Kenneth Leek, 41, has been in prison for most of his life as well. He has been in solitary for more than six years, by his count, most recently at El Dorado.

“I’ve seen prisoners that come down here with their faculties intact only to see them eventually cutting their own wrists and playing in their feces,” Leek said.

Richard Grissom, 56, has been in solitary confinement for 19 years, despite few disciplinary problems during his time in prison. He believes the length of his solitary confinement is due to racial anger at the crimes he was convicted of committing: the serial murders of several white women.

“An administrative segregation inmate is locked in his cell 24 hours a day unless he chooses to attend one hour of out-of-cell exercise in a cage up to five times per week,” Grissom said. “But that is occasionally cancelled due to staff shortage, inclement weather, facility lockdown and on holidays.”

Sleeping is arduous, inmates in solitary say, due to overhead fluorescent lights. Sound rarely enters the cells. Extreme boredom is prevalent, leading to high levels of stress and, in some cases, madness.

“Picture being locked in your bathroom for days, months, years,” Bohanon said.

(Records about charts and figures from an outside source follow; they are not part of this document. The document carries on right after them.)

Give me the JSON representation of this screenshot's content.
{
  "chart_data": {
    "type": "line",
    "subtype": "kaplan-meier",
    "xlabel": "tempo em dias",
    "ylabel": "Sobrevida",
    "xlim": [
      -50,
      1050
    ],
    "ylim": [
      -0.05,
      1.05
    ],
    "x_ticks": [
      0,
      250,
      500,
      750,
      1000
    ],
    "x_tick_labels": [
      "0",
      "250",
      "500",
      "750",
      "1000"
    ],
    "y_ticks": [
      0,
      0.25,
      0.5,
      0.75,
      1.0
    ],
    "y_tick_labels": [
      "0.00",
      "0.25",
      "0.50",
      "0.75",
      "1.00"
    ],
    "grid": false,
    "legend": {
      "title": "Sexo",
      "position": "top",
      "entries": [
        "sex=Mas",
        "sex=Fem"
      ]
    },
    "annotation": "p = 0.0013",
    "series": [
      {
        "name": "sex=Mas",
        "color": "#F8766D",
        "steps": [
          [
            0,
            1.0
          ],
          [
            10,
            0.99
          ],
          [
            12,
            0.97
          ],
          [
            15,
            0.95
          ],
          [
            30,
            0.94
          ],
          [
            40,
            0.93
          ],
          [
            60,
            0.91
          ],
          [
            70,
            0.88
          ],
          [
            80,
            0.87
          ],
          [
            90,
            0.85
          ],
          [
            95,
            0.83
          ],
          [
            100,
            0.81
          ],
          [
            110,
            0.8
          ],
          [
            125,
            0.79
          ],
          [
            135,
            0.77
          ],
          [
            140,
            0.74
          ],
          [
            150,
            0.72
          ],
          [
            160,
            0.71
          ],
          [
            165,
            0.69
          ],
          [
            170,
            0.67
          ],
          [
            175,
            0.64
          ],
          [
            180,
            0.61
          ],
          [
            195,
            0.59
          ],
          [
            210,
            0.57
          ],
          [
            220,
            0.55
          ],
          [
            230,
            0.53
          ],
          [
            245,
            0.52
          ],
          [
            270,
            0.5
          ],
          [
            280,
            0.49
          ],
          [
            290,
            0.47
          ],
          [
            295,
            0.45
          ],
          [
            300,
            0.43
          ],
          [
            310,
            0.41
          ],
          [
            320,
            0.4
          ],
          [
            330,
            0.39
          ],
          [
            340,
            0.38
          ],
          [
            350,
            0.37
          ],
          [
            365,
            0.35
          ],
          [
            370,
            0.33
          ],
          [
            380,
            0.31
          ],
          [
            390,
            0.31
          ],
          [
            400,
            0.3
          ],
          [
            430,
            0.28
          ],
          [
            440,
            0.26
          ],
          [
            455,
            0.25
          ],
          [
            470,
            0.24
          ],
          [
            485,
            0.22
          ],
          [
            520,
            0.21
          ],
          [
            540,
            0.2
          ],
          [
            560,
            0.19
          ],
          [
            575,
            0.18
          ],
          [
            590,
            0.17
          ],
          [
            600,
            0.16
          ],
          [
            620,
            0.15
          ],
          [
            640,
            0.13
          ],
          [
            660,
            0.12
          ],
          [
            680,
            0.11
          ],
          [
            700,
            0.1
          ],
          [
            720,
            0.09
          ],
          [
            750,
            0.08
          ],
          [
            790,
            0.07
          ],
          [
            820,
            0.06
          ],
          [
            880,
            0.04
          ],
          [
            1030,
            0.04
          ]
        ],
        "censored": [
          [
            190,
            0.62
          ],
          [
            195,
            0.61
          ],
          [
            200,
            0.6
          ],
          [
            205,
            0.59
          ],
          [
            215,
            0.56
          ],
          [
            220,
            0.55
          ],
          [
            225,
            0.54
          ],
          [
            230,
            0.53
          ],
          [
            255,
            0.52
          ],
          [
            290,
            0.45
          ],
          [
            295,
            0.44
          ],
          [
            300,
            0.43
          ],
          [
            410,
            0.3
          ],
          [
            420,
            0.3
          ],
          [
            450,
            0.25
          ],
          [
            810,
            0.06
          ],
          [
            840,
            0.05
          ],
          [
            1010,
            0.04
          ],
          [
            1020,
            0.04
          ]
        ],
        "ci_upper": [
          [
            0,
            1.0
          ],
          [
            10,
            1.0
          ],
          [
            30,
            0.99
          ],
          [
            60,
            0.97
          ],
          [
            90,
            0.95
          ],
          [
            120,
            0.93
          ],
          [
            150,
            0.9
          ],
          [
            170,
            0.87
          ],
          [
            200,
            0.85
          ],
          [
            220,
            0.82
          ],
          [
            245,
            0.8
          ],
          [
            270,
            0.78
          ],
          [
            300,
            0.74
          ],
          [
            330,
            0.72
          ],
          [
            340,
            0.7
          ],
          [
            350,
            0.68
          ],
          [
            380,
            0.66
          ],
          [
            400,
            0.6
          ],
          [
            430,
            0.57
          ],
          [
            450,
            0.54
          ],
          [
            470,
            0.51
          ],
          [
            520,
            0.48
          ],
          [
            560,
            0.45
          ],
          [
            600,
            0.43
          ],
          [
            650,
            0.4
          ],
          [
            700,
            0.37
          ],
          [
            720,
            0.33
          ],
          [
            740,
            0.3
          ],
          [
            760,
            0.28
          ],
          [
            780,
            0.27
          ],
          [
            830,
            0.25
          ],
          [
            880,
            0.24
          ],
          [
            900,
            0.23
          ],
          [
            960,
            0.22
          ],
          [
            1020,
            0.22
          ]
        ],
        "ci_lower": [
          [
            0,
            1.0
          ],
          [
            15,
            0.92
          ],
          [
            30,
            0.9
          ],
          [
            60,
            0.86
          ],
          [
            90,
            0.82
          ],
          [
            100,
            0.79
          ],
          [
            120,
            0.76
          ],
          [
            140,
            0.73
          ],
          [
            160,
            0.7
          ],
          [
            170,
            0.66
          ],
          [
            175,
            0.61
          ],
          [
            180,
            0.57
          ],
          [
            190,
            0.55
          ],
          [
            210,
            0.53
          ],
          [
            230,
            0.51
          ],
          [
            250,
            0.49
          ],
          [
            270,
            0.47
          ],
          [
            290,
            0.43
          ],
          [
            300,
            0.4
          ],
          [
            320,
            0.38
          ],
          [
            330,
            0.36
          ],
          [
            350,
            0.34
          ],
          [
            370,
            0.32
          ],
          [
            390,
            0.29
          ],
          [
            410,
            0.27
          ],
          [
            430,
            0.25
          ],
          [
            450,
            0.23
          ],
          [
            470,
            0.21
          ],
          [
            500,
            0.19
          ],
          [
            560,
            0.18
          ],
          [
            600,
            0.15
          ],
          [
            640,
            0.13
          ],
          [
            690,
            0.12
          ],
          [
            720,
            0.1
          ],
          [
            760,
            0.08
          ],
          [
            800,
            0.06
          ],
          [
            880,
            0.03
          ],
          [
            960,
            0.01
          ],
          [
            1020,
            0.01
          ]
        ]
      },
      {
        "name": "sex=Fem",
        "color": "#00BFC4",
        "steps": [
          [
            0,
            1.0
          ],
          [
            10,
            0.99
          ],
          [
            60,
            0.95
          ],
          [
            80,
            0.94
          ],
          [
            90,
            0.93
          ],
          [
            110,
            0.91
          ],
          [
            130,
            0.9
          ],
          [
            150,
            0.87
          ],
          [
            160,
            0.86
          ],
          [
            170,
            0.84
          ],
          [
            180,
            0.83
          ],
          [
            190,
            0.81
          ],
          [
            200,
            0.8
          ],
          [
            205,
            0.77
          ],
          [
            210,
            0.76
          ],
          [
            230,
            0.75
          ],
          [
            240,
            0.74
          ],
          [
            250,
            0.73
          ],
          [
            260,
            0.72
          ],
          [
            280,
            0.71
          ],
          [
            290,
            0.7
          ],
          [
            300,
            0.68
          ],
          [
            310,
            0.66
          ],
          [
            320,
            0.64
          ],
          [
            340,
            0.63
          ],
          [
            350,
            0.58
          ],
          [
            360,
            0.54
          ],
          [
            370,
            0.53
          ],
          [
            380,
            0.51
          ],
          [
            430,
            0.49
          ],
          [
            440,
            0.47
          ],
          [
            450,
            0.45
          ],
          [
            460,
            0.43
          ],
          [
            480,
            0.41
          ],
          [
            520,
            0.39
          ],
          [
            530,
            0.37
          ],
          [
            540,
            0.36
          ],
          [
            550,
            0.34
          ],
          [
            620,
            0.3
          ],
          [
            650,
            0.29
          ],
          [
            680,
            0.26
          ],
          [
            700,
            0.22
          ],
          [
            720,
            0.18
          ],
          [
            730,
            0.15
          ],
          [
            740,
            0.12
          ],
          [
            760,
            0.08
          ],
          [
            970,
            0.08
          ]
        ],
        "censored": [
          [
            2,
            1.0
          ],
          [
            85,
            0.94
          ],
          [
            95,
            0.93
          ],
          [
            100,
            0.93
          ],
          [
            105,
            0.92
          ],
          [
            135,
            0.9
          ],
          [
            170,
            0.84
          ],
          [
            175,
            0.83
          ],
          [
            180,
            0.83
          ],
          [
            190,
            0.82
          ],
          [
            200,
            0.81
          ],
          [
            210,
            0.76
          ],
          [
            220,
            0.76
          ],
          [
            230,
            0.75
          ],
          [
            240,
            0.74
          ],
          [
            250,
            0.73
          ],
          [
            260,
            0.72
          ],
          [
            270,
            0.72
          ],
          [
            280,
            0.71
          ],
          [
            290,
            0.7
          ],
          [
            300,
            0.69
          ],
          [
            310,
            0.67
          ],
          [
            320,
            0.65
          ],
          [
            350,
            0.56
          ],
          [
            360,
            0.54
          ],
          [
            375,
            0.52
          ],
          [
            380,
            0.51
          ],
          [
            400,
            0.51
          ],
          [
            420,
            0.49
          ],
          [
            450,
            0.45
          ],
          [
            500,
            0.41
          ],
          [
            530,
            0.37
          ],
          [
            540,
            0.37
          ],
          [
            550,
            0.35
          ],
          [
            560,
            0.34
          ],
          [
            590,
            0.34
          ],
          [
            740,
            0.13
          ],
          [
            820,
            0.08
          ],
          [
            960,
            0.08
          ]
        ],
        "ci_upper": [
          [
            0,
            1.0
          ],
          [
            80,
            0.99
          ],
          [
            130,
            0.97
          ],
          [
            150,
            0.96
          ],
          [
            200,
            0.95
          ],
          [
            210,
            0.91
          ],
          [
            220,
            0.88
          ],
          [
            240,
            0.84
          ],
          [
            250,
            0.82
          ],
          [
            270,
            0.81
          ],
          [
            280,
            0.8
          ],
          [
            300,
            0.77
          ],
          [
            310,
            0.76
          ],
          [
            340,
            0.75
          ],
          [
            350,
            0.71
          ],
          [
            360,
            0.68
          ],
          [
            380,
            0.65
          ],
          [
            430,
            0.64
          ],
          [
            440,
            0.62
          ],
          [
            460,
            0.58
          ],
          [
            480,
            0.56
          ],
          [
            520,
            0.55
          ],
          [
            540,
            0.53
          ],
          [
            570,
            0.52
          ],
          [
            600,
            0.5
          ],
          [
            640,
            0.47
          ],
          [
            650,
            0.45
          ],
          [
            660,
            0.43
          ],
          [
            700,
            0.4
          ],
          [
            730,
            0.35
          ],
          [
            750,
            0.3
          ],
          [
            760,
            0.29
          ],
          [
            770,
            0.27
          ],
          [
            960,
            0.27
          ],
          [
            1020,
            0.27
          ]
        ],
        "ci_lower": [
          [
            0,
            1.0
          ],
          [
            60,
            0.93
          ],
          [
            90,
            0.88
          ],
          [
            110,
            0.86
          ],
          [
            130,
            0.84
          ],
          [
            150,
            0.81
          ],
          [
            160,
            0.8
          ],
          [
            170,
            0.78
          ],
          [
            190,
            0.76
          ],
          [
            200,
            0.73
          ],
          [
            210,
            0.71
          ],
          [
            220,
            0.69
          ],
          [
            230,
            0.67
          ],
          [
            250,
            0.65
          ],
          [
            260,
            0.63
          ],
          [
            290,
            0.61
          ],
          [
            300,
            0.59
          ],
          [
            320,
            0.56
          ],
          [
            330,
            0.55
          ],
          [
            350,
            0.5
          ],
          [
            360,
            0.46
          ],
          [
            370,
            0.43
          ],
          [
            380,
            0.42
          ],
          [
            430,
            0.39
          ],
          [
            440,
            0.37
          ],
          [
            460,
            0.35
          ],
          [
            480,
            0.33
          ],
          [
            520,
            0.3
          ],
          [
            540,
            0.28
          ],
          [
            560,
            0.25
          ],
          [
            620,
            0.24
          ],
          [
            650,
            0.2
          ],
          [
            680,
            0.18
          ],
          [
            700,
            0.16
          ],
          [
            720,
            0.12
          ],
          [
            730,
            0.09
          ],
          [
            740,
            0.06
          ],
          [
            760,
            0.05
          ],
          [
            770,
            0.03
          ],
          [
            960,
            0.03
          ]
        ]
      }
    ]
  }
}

“These are steel and stone torture chambers where, absent various forms of social stimuli, the human mind can become so debased, so dehumanized and sink so low.”

The sands of time

Citing confidentiality rules, KDOC spokesman Todd Fertig declined to speak specifically about Jamerson’s case but said, “It is KDOC classification policy to house offenders in the least restrictive housing possible given the individuals’ security risk.”

There is evidence, according to inmates, that KDOC has improved its treatment of prisoners under KDOC Secretary Joseph Norwood, who was appointed last year. Even Leek, a longtime critic of the KDOC, has been impressed.

“Prisoners with mental health issues now have a program geared toward getting them back into the general population as opposed to rotting in segregation,” he said.

Fertig said KDOC views restrictive housing, such as solitary confinement, as a practice to be used only when absolutely necessary and only for as long as absolutely required.

“A national consensus has emerged focused on limiting the use of restrictive housing, and thus the agency has been engaged in reviewing restrictive housing and inmate discipline practices and policies for several months,” he said.

Leek put it a different way: “The sands of time are running out on these segregation units.”

“If you keep your ear to the ground,” he wrote in a letter, “I think in the near future you’ll be writing a follow-up article about how the KDOC has all but abolished long-term segregation. One can hope, right?”